LE CERCLE ROUGE
Un truand marseillais, un détenu en cavale et un ancien policier mettent au point le hold-up du siècle. Le commissaire Mattei, de la brigade criminelle, leur tend une souricière.
Critique du film
Avant-dernière réalisation de Jean-Pierre Melville et dernier film avec Bourvil, Le Cercle rouge constitue un des films policiers mythiques du cinéma français. Par sa prestigieuse distribution, par ses qualités formelles mais aussi parce qu’il marque très certainement l’apogée de l’œuvre de ce réalisateur avec Le Samouraï et L’Armée des ombres.

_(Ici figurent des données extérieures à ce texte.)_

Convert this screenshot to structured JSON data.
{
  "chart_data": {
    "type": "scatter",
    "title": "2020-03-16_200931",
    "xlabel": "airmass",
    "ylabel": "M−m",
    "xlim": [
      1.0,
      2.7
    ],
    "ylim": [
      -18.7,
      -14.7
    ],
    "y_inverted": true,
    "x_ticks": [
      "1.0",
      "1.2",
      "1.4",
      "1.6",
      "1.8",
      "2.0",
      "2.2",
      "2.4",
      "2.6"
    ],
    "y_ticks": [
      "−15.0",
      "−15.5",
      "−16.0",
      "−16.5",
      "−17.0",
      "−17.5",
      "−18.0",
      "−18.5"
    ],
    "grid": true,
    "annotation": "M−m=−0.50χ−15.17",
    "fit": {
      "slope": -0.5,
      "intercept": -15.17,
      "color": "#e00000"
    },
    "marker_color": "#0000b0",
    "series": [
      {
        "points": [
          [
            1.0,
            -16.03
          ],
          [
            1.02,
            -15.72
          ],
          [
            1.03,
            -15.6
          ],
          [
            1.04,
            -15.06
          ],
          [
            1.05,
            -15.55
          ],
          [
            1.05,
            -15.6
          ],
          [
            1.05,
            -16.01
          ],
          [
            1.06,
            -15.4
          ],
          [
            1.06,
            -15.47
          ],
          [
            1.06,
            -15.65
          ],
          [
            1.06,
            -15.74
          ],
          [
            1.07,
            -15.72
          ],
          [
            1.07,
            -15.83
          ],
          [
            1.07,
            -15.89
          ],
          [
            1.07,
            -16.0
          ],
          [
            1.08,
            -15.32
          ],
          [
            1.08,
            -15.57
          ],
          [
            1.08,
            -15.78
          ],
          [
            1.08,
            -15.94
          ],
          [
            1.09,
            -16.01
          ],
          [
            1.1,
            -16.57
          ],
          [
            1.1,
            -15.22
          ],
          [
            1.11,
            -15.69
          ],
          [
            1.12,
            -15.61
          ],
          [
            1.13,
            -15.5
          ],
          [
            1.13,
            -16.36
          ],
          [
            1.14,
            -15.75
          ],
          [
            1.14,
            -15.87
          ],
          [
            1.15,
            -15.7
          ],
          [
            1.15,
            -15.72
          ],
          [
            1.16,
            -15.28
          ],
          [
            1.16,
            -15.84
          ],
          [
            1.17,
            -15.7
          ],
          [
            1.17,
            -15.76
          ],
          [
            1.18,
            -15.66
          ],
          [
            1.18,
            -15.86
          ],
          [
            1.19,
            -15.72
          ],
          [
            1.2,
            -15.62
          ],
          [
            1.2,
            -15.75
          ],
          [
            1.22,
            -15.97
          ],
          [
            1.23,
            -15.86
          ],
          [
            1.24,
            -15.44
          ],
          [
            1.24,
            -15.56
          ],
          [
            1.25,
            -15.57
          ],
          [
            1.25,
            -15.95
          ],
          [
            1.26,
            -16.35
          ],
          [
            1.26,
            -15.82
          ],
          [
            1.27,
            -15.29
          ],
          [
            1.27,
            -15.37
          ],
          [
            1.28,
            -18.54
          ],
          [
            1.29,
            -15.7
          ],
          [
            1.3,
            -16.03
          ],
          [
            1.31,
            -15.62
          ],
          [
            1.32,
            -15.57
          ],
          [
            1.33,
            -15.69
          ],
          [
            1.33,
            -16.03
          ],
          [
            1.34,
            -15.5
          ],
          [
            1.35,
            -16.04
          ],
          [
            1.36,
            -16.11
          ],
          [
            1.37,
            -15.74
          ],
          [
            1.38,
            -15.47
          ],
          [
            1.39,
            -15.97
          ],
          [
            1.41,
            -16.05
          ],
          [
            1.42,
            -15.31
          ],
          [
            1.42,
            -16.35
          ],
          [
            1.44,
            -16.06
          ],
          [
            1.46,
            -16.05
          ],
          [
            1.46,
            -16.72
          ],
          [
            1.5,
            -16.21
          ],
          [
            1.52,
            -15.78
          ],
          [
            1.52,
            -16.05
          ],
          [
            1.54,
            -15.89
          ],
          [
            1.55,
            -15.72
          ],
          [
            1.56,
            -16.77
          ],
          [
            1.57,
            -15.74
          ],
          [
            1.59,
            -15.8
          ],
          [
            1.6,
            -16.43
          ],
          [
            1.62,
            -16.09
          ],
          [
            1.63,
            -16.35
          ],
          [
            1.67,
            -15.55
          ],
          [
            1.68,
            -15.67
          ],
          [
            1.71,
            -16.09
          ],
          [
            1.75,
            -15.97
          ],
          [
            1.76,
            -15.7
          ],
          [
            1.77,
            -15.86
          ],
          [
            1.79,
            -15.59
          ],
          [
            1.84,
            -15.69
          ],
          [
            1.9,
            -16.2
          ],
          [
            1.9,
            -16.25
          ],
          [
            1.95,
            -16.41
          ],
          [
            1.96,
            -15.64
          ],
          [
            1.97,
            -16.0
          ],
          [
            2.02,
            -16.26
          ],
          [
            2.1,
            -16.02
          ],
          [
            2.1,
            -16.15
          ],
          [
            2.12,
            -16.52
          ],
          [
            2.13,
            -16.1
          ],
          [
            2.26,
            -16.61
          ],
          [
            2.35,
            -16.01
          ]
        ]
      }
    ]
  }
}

Le film démarre sur un incroyable concours de circonstances, pour ne pas dire une coïncidence invraisemblable. Cela n’a en fait aucune sorte d‘importance. Car le réalisme n’est pas ce qui intéressait Jean-Pierre Melville pour ce film – comme pour Le Samouraï d’ailleurs. Avec Le Cercle rouge, Jean-Pierre Melville produisait une œuvre originale, pas seulement inspirée par le cinéma américain, mais profondément personnelle, unique et qui allait influencer de nombreux cinéastes, dont John Woo, Johnnie To ou Masahiro Kobayashi.
Le flic, le gangster et le traître.
On est dans du pur cinéma, une sorte d’épure, d’abstraction. Le principal c’est la mise en scène, la photographie d’Henri Decae et la musique d’Eric Demarsan. Et bien sûr les acteurs, Alain Delon, Yves Montand, Bourvil, Gian Maria Volonte et François Périer. Qui, plus que des personnages, incarnent des archétypes : le flic, le gangster, le traître.
Des personnages froids, dont on sait finalement peu de choses, traversent des espaces désertiques – en pleine nature – ou désertés – en pleine ville – et se trouvent liés par le destin, la fatalité. L’idée de culpabilité est très présente avec le personnage de l’inspecteur général Marchand pour qui les hommes ne restent jamais longtemps innocents. Evoquant la tragédie, par sa vision très sombre de l’existence, ses personnages réduits à de simples silhouettes, ou à des fantômes, non pas par paresse scénaristique mais parce qu’ils sont les jouets du Fatum, Le Cercle rouge offre de très grands moments de cinéma comme le casse de la bijouterie – 25 minutes sans dialogue – où le personnage de Jansen veut se racheter de son alcoolisme et de sa déchéance.
Film sur le destin, mais aussi l’honneur, la trahison et le rachat, Le Cercle rouge, pierre angulaire du cinéma, par sa vision clinique, sa froideur minérale ressemble parfois à un cauchemar, à l’image de cette impressionnante et mémorable scène de delirium tremens. Quelque chose d’irréel et de quasi métaphysique se dégage de la trajectoire de ces hommes qui se savent condamnés. Le scénario réduit à sa plus simple expression se trouve transcendé par la mise en scène de Melville, qui donne lieu à 2 heures et 20 minutes de cinéma exceptionnel.